Não há nada de casual no tom do governador. A zombaria é parte de um projeto político que despreza a empatia, ridiculariza a dor alheia e normaliza o colapso social como se fosse destino. A “nova direita” brasileira construiu seu poder sobre essa retórica cruel — o riso diante da miséria, a piada diante da morte, o deboche como linguagem de governo.

A omissão que mata

A atitude do governador é desprezível também porque revela total negligência administrativa. Em vez de instruir a população sobre os riscos do metanol — um produto químico letal que, quando ingerido, pode causar cegueira, convulsões e morte em poucas horas — Tarcísio preferiu fazer troça.
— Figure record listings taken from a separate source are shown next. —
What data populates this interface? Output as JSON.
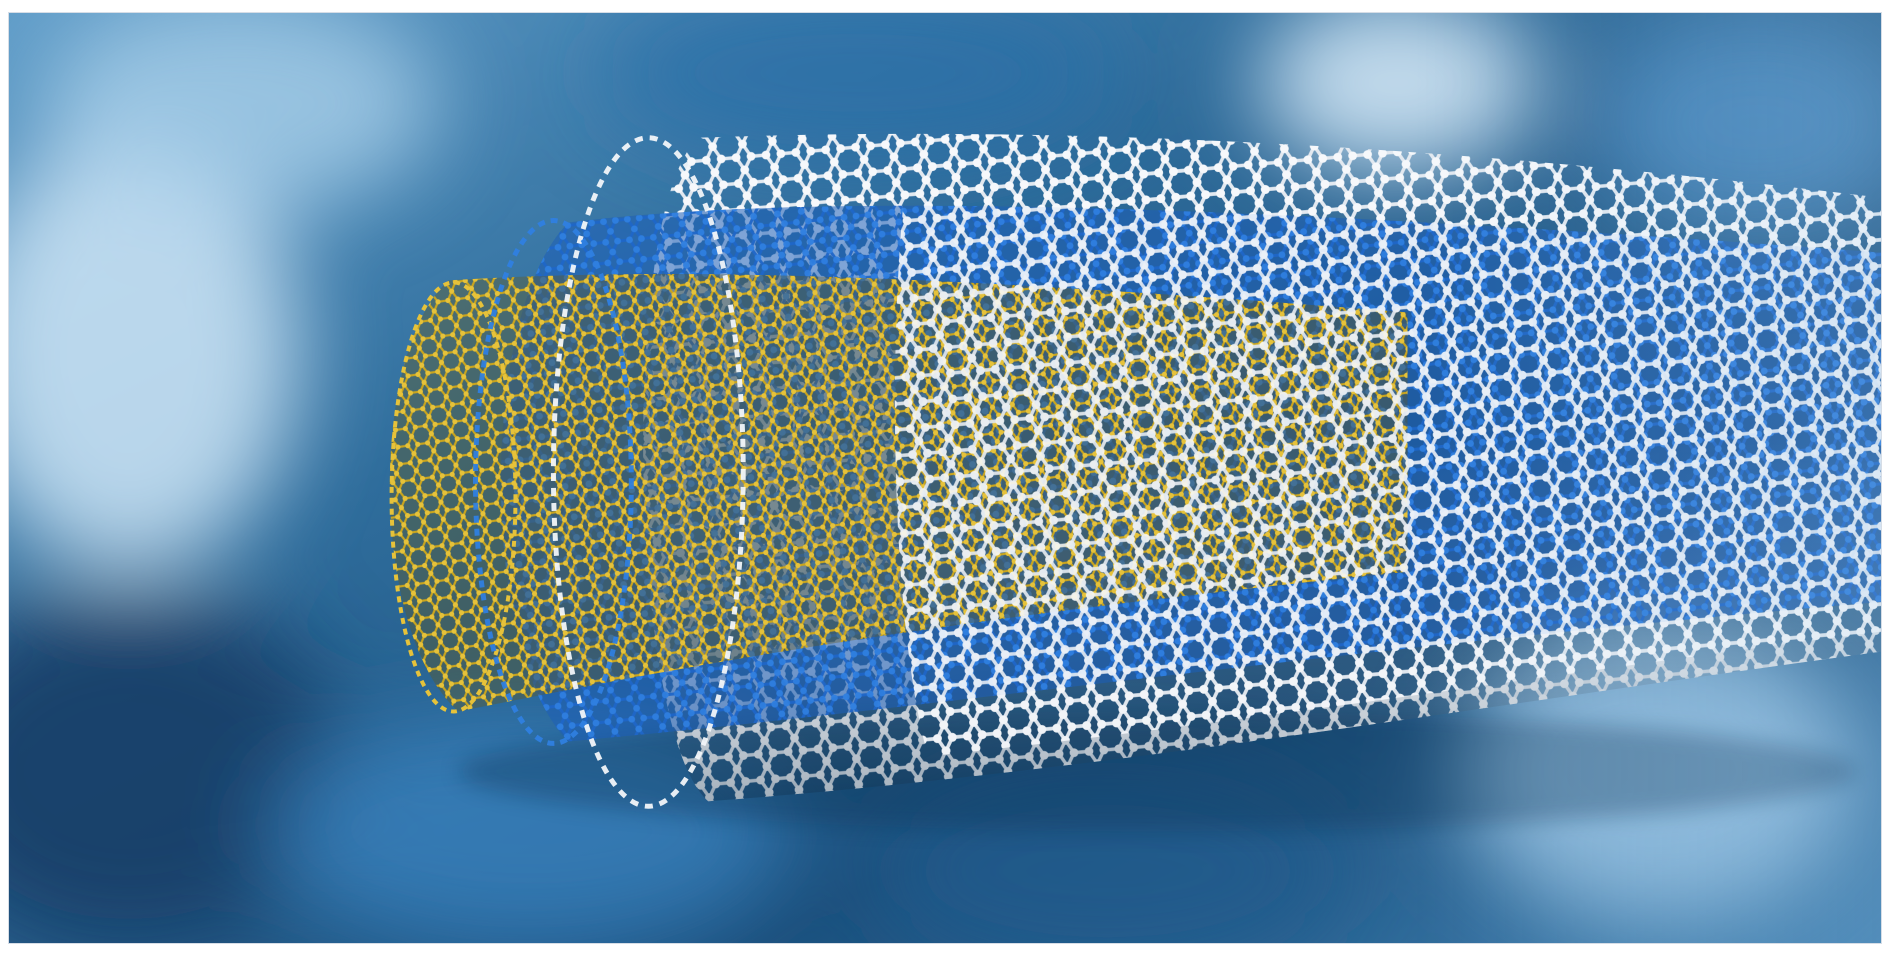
{
  "image": {
    "subject": "multi-walled-carbon-nanotube",
    "layers": [
      {
        "name": "inner",
        "color": "#e6c23a",
        "bond_color": "#c9a51e"
      },
      {
        "name": "middle",
        "color": "#2f7fe0",
        "bond_color": "#1f66c7"
      },
      {
        "name": "outer",
        "color": "#f2f5f9",
        "bond_color": "#e3e9f0"
      }
    ],
    "background": {
      "base": "#2f6d9c",
      "light": "#bfe0f6",
      "dark": "#123a5e"
    }
  }
}
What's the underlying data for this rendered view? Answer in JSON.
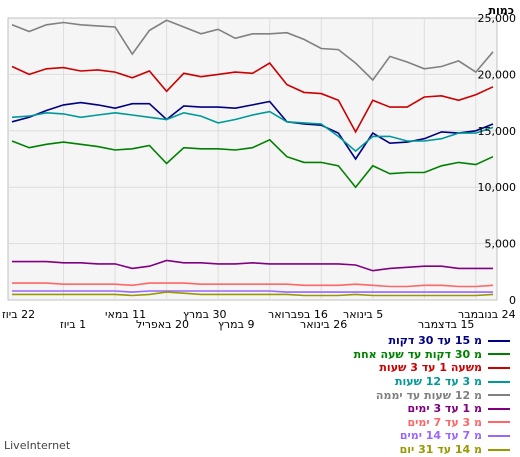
{
  "chart_data": {
    "type": "line",
    "ylabel": "כמות",
    "ylim": [
      0,
      25000
    ],
    "yticks": [
      0,
      5000,
      10000,
      15000,
      20000,
      25000
    ],
    "ytick_labels": [
      "0",
      "5,000",
      "10,000",
      "15,000",
      "20,000",
      "25,000"
    ],
    "xtick_labels_row1": [
      "22 ביוז",
      "11 במאי",
      "30 במרץ",
      "16 בפברואר",
      "5 בינואר",
      "24 בנובמבר"
    ],
    "xtick_labels_row2": [
      "1 ביוז",
      "20 באפריל",
      "9 במרץ",
      "26 בינואר",
      "15 בדצמבר"
    ],
    "grid": true,
    "legend": "bottom-right",
    "series": [
      {
        "name": "מ 15 עד 30 דקות",
        "color": "#000080",
        "values": [
          15800,
          16200,
          16800,
          17300,
          17500,
          17300,
          17000,
          17400,
          17400,
          16000,
          17200,
          17100,
          17100,
          17000,
          17300,
          17600,
          15800,
          15600,
          15500,
          14800,
          12500,
          14800,
          13900,
          14000,
          14300,
          14900,
          14800,
          15000,
          15600
        ]
      },
      {
        "name": "מ 30 דקות עד שעה אחת",
        "color": "#008000",
        "values": [
          14100,
          13500,
          13800,
          14000,
          13800,
          13600,
          13300,
          13400,
          13700,
          12100,
          13500,
          13400,
          13400,
          13300,
          13500,
          14200,
          12700,
          12200,
          12200,
          11900,
          10000,
          11900,
          11200,
          11300,
          11300,
          11900,
          12200,
          12000,
          12700
        ]
      },
      {
        "name": "משעה 1 עד 3 שעות",
        "color": "#cc0000",
        "values": [
          20700,
          20000,
          20500,
          20600,
          20300,
          20400,
          20200,
          19700,
          20300,
          18500,
          20100,
          19800,
          20000,
          20200,
          20100,
          21000,
          19100,
          18400,
          18300,
          17700,
          14900,
          17700,
          17100,
          17100,
          18000,
          18100,
          17700,
          18200,
          18900
        ]
      },
      {
        "name": "מ 3 עד 12 שעות",
        "color": "#009999",
        "values": [
          16200,
          16300,
          16600,
          16500,
          16200,
          16400,
          16600,
          16400,
          16200,
          16000,
          16600,
          16300,
          15700,
          16000,
          16400,
          16700,
          15800,
          15700,
          15600,
          14500,
          13200,
          14500,
          14500,
          14100,
          14100,
          14300,
          14800,
          14800,
          15300
        ]
      },
      {
        "name": "מ 12 שעות עד יממה",
        "color": "#808080",
        "values": [
          24400,
          23800,
          24400,
          24600,
          24400,
          24300,
          24200,
          21800,
          23900,
          24800,
          24200,
          23600,
          24000,
          23200,
          23600,
          23600,
          23700,
          23100,
          22300,
          22200,
          21000,
          19500,
          21600,
          21100,
          20500,
          20700,
          21200,
          20200,
          22000
        ]
      },
      {
        "name": "מ 1 עד 3 ימים",
        "color": "#800080",
        "values": [
          3400,
          3400,
          3400,
          3300,
          3300,
          3200,
          3200,
          2800,
          3000,
          3500,
          3300,
          3300,
          3200,
          3200,
          3300,
          3200,
          3200,
          3200,
          3200,
          3200,
          3100,
          2600,
          2800,
          2900,
          3000,
          3000,
          2800,
          2800,
          2800
        ]
      },
      {
        "name": "מ 3 עד 7 ימים",
        "color": "#ff6666",
        "values": [
          1500,
          1500,
          1500,
          1400,
          1400,
          1400,
          1400,
          1300,
          1500,
          1500,
          1500,
          1400,
          1400,
          1400,
          1400,
          1400,
          1400,
          1300,
          1300,
          1300,
          1400,
          1300,
          1200,
          1200,
          1300,
          1300,
          1200,
          1200,
          1300
        ]
      },
      {
        "name": "מ 7 עד 14 ימים",
        "color": "#9966ff",
        "values": [
          800,
          800,
          800,
          800,
          800,
          800,
          800,
          700,
          800,
          800,
          800,
          800,
          800,
          800,
          800,
          800,
          700,
          700,
          700,
          700,
          700,
          700,
          700,
          700,
          700,
          700,
          700,
          700,
          700
        ]
      },
      {
        "name": "מ 14 עד 31 יום",
        "color": "#999900",
        "values": [
          500,
          500,
          500,
          500,
          500,
          500,
          500,
          400,
          500,
          700,
          600,
          500,
          500,
          500,
          500,
          500,
          500,
          400,
          400,
          400,
          500,
          400,
          400,
          400,
          400,
          400,
          400,
          400,
          500
        ]
      }
    ]
  },
  "footer": {
    "brand": "LiveInternet"
  }
}
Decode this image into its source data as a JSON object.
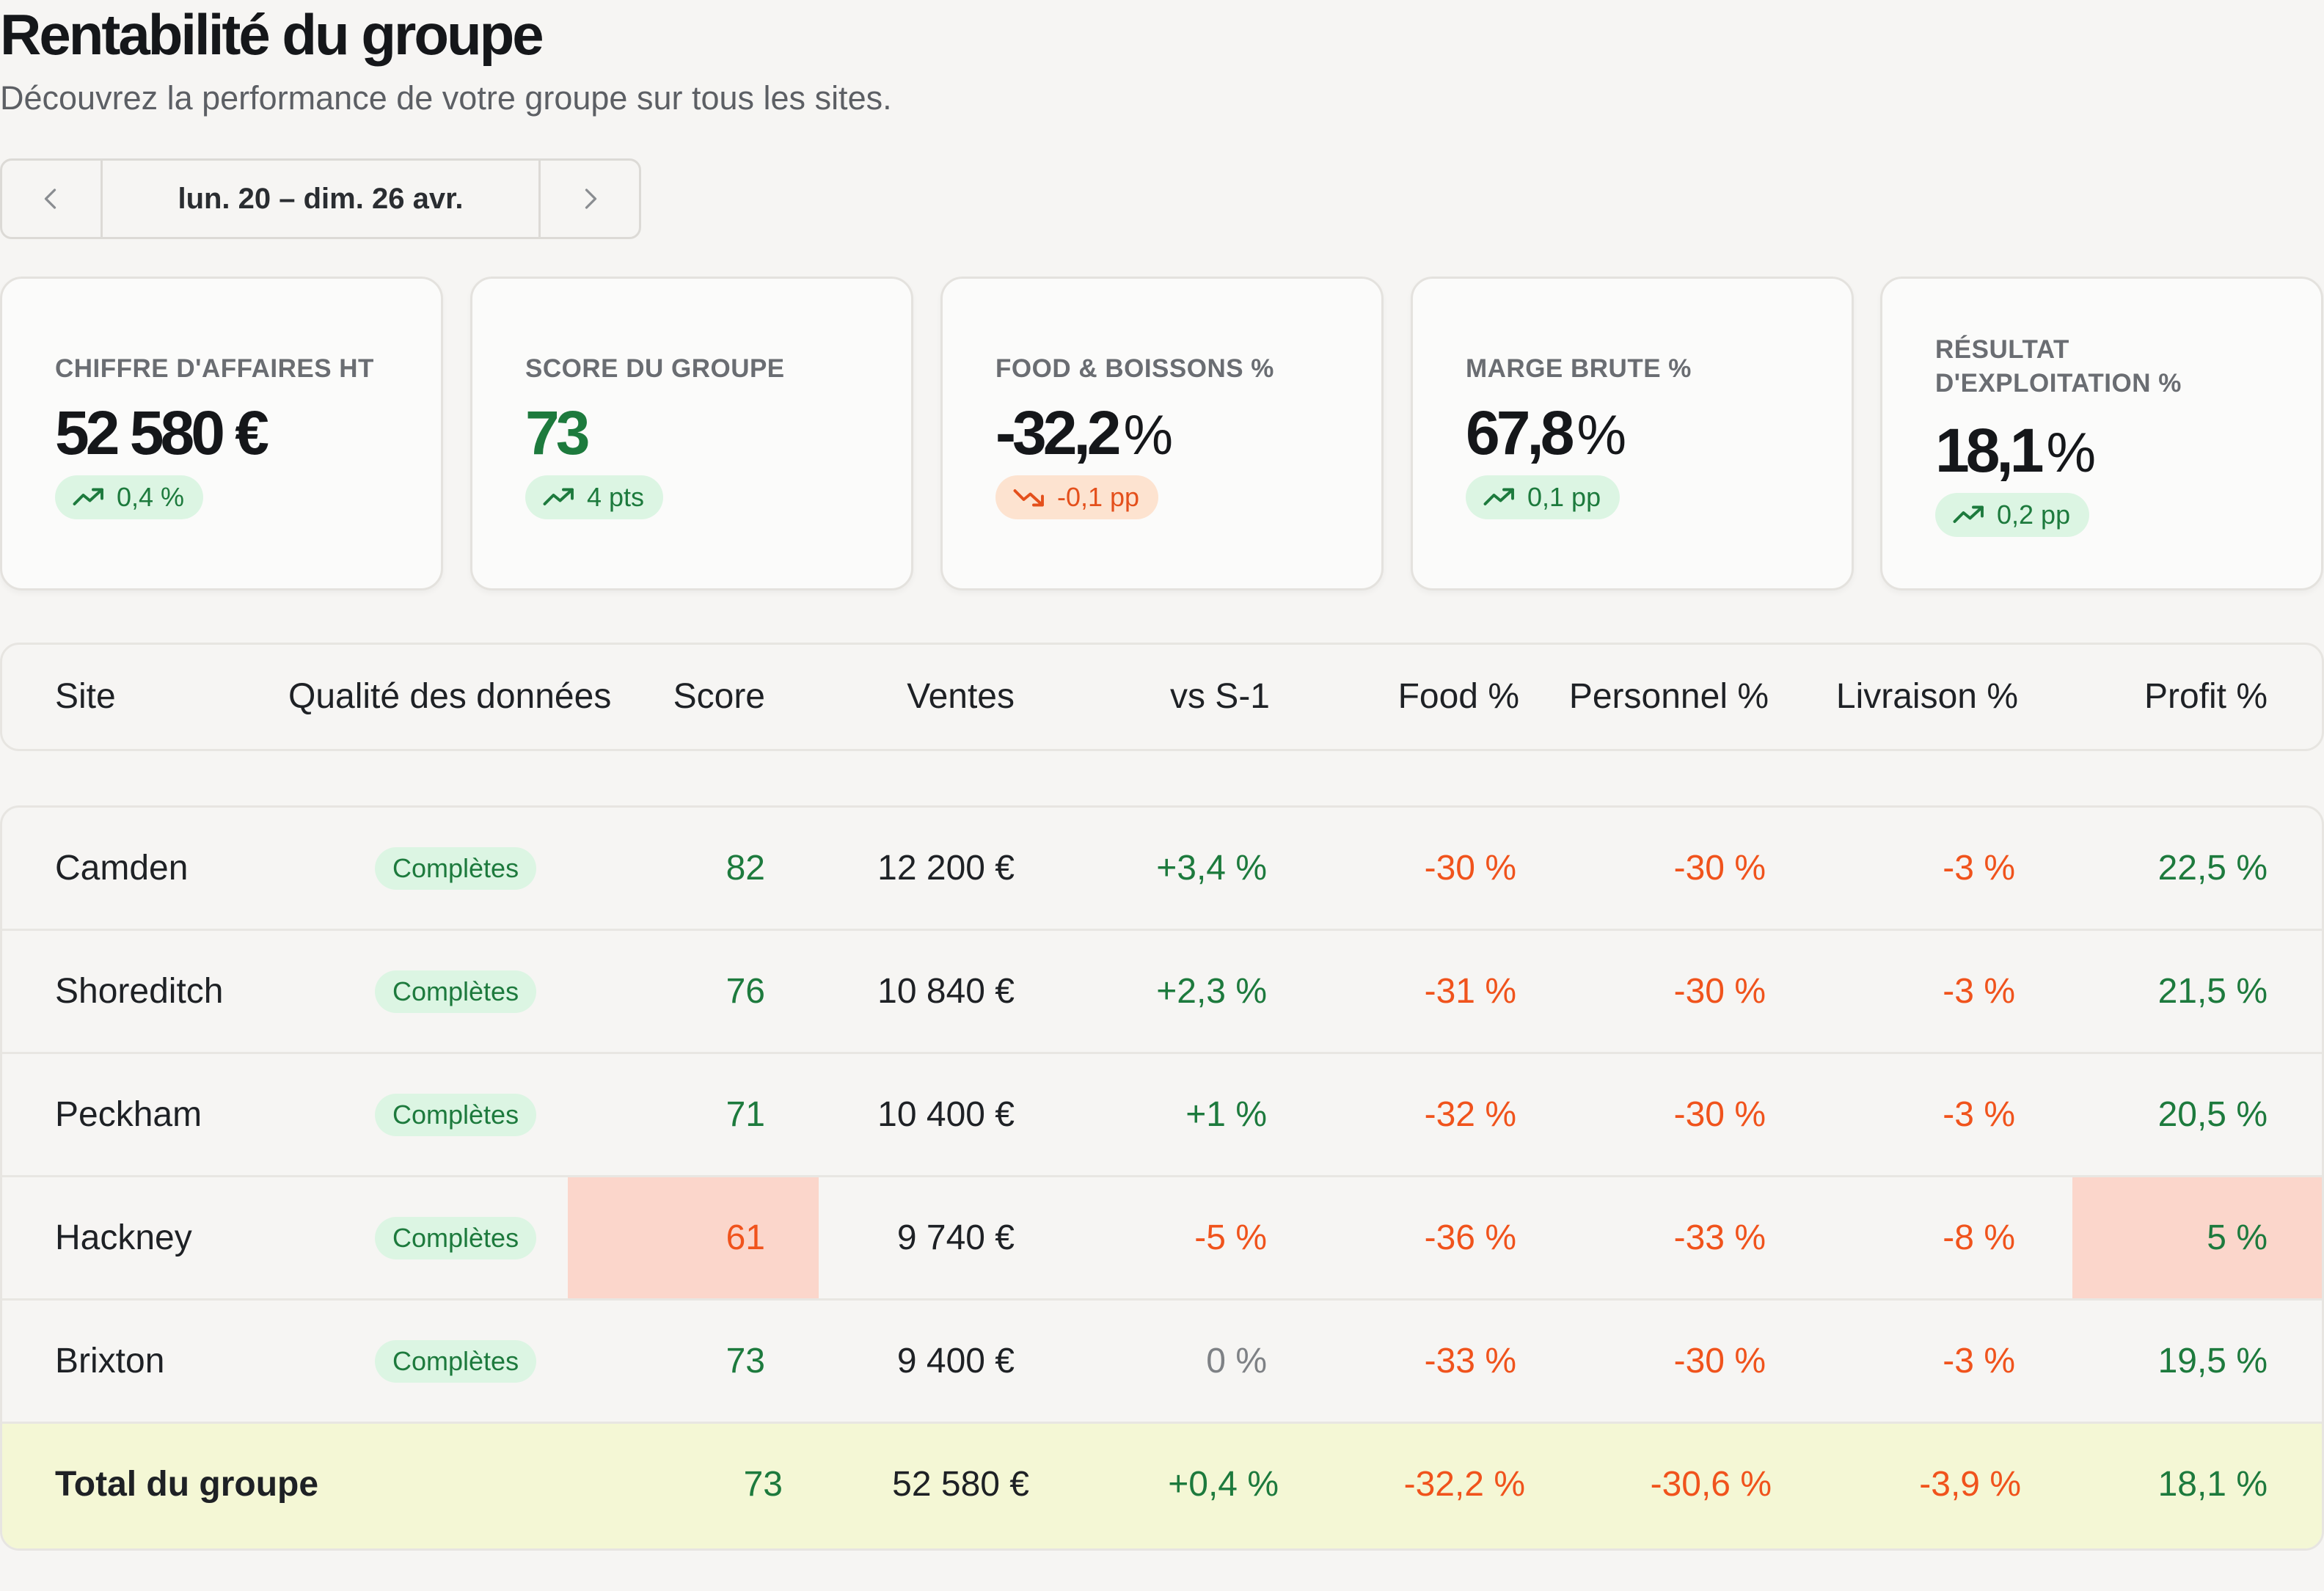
{
  "header": {
    "title": "Rentabilité du groupe",
    "subtitle": "Découvrez la performance de votre groupe sur tous les sites."
  },
  "date_nav": {
    "label": "lun. 20 – dim. 26 avr.",
    "prev_icon": "chevron-left-icon",
    "next_icon": "chevron-right-icon"
  },
  "kpis": [
    {
      "label": "CHIFFRE D'AFFAIRES HT",
      "value": "52 580 €",
      "unit": "",
      "delta": "0,4 %",
      "trend": "up"
    },
    {
      "label": "SCORE DU GROUPE",
      "value": "73",
      "unit": "",
      "delta": "4 pts",
      "trend": "up"
    },
    {
      "label": "FOOD & BOISSONS %",
      "value": "-32,2",
      "unit": "%",
      "delta": "-0,1 pp",
      "trend": "down"
    },
    {
      "label": "MARGE BRUTE %",
      "value": "67,8",
      "unit": "%",
      "delta": "0,1 pp",
      "trend": "up"
    },
    {
      "label": "RÉSULTAT D'EXPLOITATION %",
      "value": "18,1",
      "unit": "%",
      "delta": "0,2 pp",
      "trend": "up"
    }
  ],
  "colors": {
    "positive": "#1d7a3d",
    "negative": "#f0531c",
    "highlight": "#fbd6cb",
    "total_row": "#f4f7d5"
  },
  "table": {
    "headers": {
      "site": "Site",
      "quality": "Qualité des données",
      "score": "Score",
      "sales": "Ventes",
      "vs": "vs S-1",
      "food": "Food %",
      "staff": "Personnel %",
      "delivery": "Livraison %",
      "profit": "Profit %"
    },
    "rows": [
      {
        "site": "Camden",
        "quality": "Complètes",
        "score": "82",
        "sales": "12 200 €",
        "vs": "+3,4 %",
        "food": "-30 %",
        "staff": "-30 %",
        "delivery": "-3 %",
        "profit": "22,5 %"
      },
      {
        "site": "Shoreditch",
        "quality": "Complètes",
        "score": "76",
        "sales": "10 840 €",
        "vs": "+2,3 %",
        "food": "-31 %",
        "staff": "-30 %",
        "delivery": "-3 %",
        "profit": "21,5 %"
      },
      {
        "site": "Peckham",
        "quality": "Complètes",
        "score": "71",
        "sales": "10 400 €",
        "vs": "+1 %",
        "food": "-32 %",
        "staff": "-30 %",
        "delivery": "-3 %",
        "profit": "20,5 %"
      },
      {
        "site": "Hackney",
        "quality": "Complètes",
        "score": "61",
        "sales": "9 740 €",
        "vs": "-5 %",
        "food": "-36 %",
        "staff": "-33 %",
        "delivery": "-8 %",
        "profit": "5 %"
      },
      {
        "site": "Brixton",
        "quality": "Complètes",
        "score": "73",
        "sales": "9 400 €",
        "vs": "0 %",
        "food": "-33 %",
        "staff": "-30 %",
        "delivery": "-3 %",
        "profit": "19,5 %"
      }
    ],
    "total": {
      "label": "Total du groupe",
      "score": "73",
      "sales": "52 580 €",
      "vs": "+0,4 %",
      "food": "-32,2 %",
      "staff": "-30,6 %",
      "delivery": "-3,9 %",
      "profit": "18,1 %"
    }
  }
}
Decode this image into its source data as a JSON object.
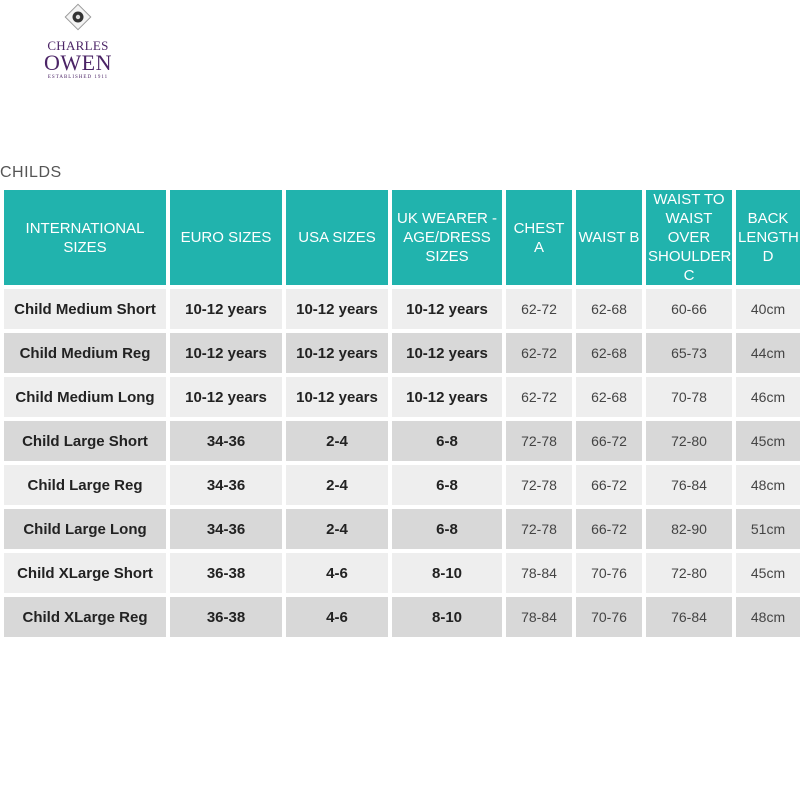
{
  "brand": {
    "line1": "CHARLES",
    "line2": "OWEN",
    "line3": "ESTABLISHED 1911",
    "colors": {
      "brand": "#4b2466",
      "accent": "#21b3ad"
    }
  },
  "section_title": "CHILDS",
  "table": {
    "headers": [
      "INTERNATIONAL SIZES",
      "EURO SIZES",
      "USA SIZES",
      "UK WEARER - AGE/DRESS SIZES",
      "CHEST A",
      "WAIST B",
      "WAIST TO WAIST OVER SHOULDER C",
      "BACK LENGTH D"
    ],
    "rows": [
      [
        "Child Medium Short",
        "10-12 years",
        "10-12 years",
        "10-12 years",
        "62-72",
        "62-68",
        "60-66",
        "40cm"
      ],
      [
        "Child Medium Reg",
        "10-12 years",
        "10-12 years",
        "10-12 years",
        "62-72",
        "62-68",
        "65-73",
        "44cm"
      ],
      [
        "Child Medium Long",
        "10-12 years",
        "10-12 years",
        "10-12 years",
        "62-72",
        "62-68",
        "70-78",
        "46cm"
      ],
      [
        "Child Large Short",
        "34-36",
        "2-4",
        "6-8",
        "72-78",
        "66-72",
        "72-80",
        "45cm"
      ],
      [
        "Child Large Reg",
        "34-36",
        "2-4",
        "6-8",
        "72-78",
        "66-72",
        "76-84",
        "48cm"
      ],
      [
        "Child Large Long",
        "34-36",
        "2-4",
        "6-8",
        "72-78",
        "66-72",
        "82-90",
        "51cm"
      ],
      [
        "Child XLarge Short",
        "36-38",
        "4-6",
        "8-10",
        "78-84",
        "70-76",
        "72-80",
        "45cm"
      ],
      [
        "Child XLarge Reg",
        "36-38",
        "4-6",
        "8-10",
        "78-84",
        "70-76",
        "76-84",
        "48cm"
      ]
    ]
  }
}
Num momento em que a informação salva vidas, o silêncio e o sarcasmo matam. Era papel do governador alertar: que o metanol não tem cheiro, não tem gosto, que os sintomas iniciais são visão turva, náusea, confusão mental. Bastaria uma coletiva responsável para orientar o povo a procurar assistência médica imediata. Mas, como na pandemia, preferiu-se a piada ao cuidado, o deboche à prevenção. Já são mais de 225 registros de pessoas com suspeita de contaminação. Uma população em pânico.

O silêncio sobre o crime organizado

Mais grave ainda foi o conteúdo da entrevista concedida por Tarcísio após o escândalo. Em vez de esclarecer o avanço das investigações sobre as redes criminosas envolvidas na falsificação das bebidas, o governador se apressou em isentar o PCC de qualquer ligação. Por quê? Esquisito.

Essa pressa em “tirar o PCC da conversa” desperta suspeitas legítimas. O surto de envenenamento não é um caso isolado: envolve rotas clandestinas, contrabando e distribuição em larga escala — operações que exigem logística e controle territorial. A insistência em negar qualquer conexão parece menos uma defesa da verdade e mais uma tentativa de evitar o risco político de uma intervenção federal em São Paulo, algo que o bolsonarismo paulista teme como a peste.

Tarcísio, que vive às sombras de um ex-presidente que flertou com o caos institucional, parece repetir a cartilha: proteger o “território político” mesmo que isso custe transparência, justiça e vidas humanas.

Governar é respeitar o sofrimento humano

O Brasil precisa, mais do que nunca, de líderes capazes de sentir. Que compreendam que governar é cuidar — não debochar. Que saúde pública não é “não é minha praia”, como disse Tarcísio, mas sim o primeiro dever de um governante.

Quando a insensibilidade se torna método e o cálculo político substitui o dever público, a política se degrada em espetáculo. E o poder passa a rir daquilo que deveria socorrer.

Um projeto de poder disfarçado de piada

A ironia, neste caso, não é apenas desrespeito — é sintoma. Tarcísio representa a face “gestora” de um projeto que se alimenta do descaso e do autoritarismo. Admira abertamente figuras como Netanyahu e Donald Trump, ambos símbolos da intolerância travestida de liderança forte. E é esse mesmo cidadão — frio, calculista e insensível — que se apresenta como pretenso candidato à Presidência da República, com a complacência silenciosa da mídia tradicional brasileira, sempre disposta a suavizar o inaceitável quando vem da direita.

Mas o povo não esquece. As palavras ficam. O riso diante da tragédia não é só falta de empatia. É confissão de caráter. E caráter, no fim, é o que separa governantes de cúmplices.